Mr Chris Patten, MP,
c/o The House of Commons,
29th June, 1990.
Now here's a thing: I just caught you on The 9 o'Clock News talking about this CFC agreement and what have you - this is right-on! (and not before time).
Now, the thing is, I've been thinking about global warming, amongst other things, and have come up with a couple of cracking ideas which you, in your privileged position, may be able to make use of. Here they are:
a) CFC Emissions: Let's face it, we've just about cracked this on the aerosol front. Our main problem now is fridges. It's time to move in quickly on the manufacturers. I mean, they're unlikely to do anything off their own backs, are they? After all, they do have a vested interest in global warming - if the temperatures rise, there will be a greater demand for fridges - it's a vicious circle!

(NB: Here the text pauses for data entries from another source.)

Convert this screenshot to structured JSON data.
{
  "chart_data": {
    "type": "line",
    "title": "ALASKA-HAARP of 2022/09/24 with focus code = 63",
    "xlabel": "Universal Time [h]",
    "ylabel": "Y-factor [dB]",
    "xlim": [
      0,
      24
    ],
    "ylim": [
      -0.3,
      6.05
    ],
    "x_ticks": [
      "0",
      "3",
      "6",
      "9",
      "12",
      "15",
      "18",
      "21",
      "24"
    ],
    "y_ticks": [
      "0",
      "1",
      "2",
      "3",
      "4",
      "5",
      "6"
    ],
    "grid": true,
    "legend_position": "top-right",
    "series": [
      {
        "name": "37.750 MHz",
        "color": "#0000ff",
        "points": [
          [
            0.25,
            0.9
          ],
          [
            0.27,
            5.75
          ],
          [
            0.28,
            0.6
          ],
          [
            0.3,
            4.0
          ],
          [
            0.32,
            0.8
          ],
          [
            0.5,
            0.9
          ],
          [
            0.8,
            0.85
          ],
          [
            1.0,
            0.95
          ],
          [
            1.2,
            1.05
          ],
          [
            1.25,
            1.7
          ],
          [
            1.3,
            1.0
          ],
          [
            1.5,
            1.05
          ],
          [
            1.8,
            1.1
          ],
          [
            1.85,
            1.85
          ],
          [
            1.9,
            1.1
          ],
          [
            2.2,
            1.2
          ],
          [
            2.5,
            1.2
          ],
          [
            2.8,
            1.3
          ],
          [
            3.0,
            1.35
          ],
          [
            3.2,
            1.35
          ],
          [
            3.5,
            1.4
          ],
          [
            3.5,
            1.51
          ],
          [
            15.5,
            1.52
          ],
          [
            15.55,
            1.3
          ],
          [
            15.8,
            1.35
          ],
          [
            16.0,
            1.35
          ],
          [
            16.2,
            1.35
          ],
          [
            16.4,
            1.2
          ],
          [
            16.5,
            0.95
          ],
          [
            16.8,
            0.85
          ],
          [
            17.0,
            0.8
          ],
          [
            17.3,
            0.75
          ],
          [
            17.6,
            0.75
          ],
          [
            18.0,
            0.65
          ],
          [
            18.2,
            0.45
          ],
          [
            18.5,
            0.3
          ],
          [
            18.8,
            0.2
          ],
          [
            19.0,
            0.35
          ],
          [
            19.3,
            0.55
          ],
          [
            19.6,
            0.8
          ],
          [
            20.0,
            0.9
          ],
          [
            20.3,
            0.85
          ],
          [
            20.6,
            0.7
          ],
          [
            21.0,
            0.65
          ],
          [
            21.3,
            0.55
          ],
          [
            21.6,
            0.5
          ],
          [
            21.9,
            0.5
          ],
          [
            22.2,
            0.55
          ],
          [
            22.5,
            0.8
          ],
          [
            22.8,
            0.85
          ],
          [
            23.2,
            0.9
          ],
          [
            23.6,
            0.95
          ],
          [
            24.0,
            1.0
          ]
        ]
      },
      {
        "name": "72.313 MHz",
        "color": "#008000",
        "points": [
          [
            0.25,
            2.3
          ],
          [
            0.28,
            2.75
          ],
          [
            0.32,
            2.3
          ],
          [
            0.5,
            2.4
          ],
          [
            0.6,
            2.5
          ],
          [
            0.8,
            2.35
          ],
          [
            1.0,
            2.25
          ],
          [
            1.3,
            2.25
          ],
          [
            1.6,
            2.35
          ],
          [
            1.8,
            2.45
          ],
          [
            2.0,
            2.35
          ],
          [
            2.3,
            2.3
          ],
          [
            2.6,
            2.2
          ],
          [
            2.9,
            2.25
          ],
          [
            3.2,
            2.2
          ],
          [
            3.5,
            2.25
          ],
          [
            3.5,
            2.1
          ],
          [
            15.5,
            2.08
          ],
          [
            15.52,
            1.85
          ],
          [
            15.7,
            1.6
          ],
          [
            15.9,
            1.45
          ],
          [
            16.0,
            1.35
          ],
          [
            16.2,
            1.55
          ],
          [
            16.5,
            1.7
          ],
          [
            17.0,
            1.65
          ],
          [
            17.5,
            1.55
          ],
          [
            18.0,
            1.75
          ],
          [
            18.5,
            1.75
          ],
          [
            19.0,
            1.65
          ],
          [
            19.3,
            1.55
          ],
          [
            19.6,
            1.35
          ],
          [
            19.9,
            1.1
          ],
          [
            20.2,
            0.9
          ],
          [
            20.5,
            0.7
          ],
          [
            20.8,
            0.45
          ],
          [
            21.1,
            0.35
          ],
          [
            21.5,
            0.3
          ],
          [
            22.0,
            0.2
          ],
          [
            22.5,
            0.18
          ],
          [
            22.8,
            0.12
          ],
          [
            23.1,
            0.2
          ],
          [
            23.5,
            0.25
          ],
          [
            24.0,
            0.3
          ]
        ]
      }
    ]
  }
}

Why not replace the CFC gases in the fridges with ozone? Then, when you scrap the fridges, you will actually be helping the ozone layer out.
Alternately, why not introduce a new "fridge charge" or "tax" to discourage people from buying new fridges? The money gathered could go towards environmental research.
b) Rising Sea Levels: This is a subject very close to my own heart. We Wirraleans live on a very beautiful, but rather low-lying, peninsula. If something isn't done fast, we could be up to our necks in water (and, as I'm sure you'll agree, the Irish Sea is definitely not the sea in which to be up to your neck).
Now, I'm no scientist, but , when I was topping-up my car's radiator today, I had a brilliant idea.... My radiator is one of those with an overflow reservoir: why not use the same principle on a global scale and construct an overflow reservoir for the oceans?
It seems to me that, if you found a big bit of land that nobody wants (and I have the centre of Australia in mind here), you could scoop it out and fill it with the rising sea water.
This idea has the added advantage that it would at least double the amount of Australian beaches and would, therefore, do their tourist industry no harm at all.
"But," I hear you cry, "what do we do with all the land we've scooped out?"
Well, I've thought of that as well: you have two options:
i) give it to some flat country like Holland - they could do with a few mountains. If there was any left over, I'm sure the Wirral and Norfolk would be more than happy to take a few hills' worth.
ii) build a new island somewhere. This could then be used to alleviate the Hong Kong Situation.
I realise that this reservoir suggestion would be time-consuming and costly, but it would create many new jobs. I'm sure there are a lot of Irish navvies out there who would be champing at the bit for a project like this.
Right, I think I've given you quite enough to think about for the time being, so I'll leave it there. Let me know if you have any questions - I will let you know if I come up with any more bright ideas.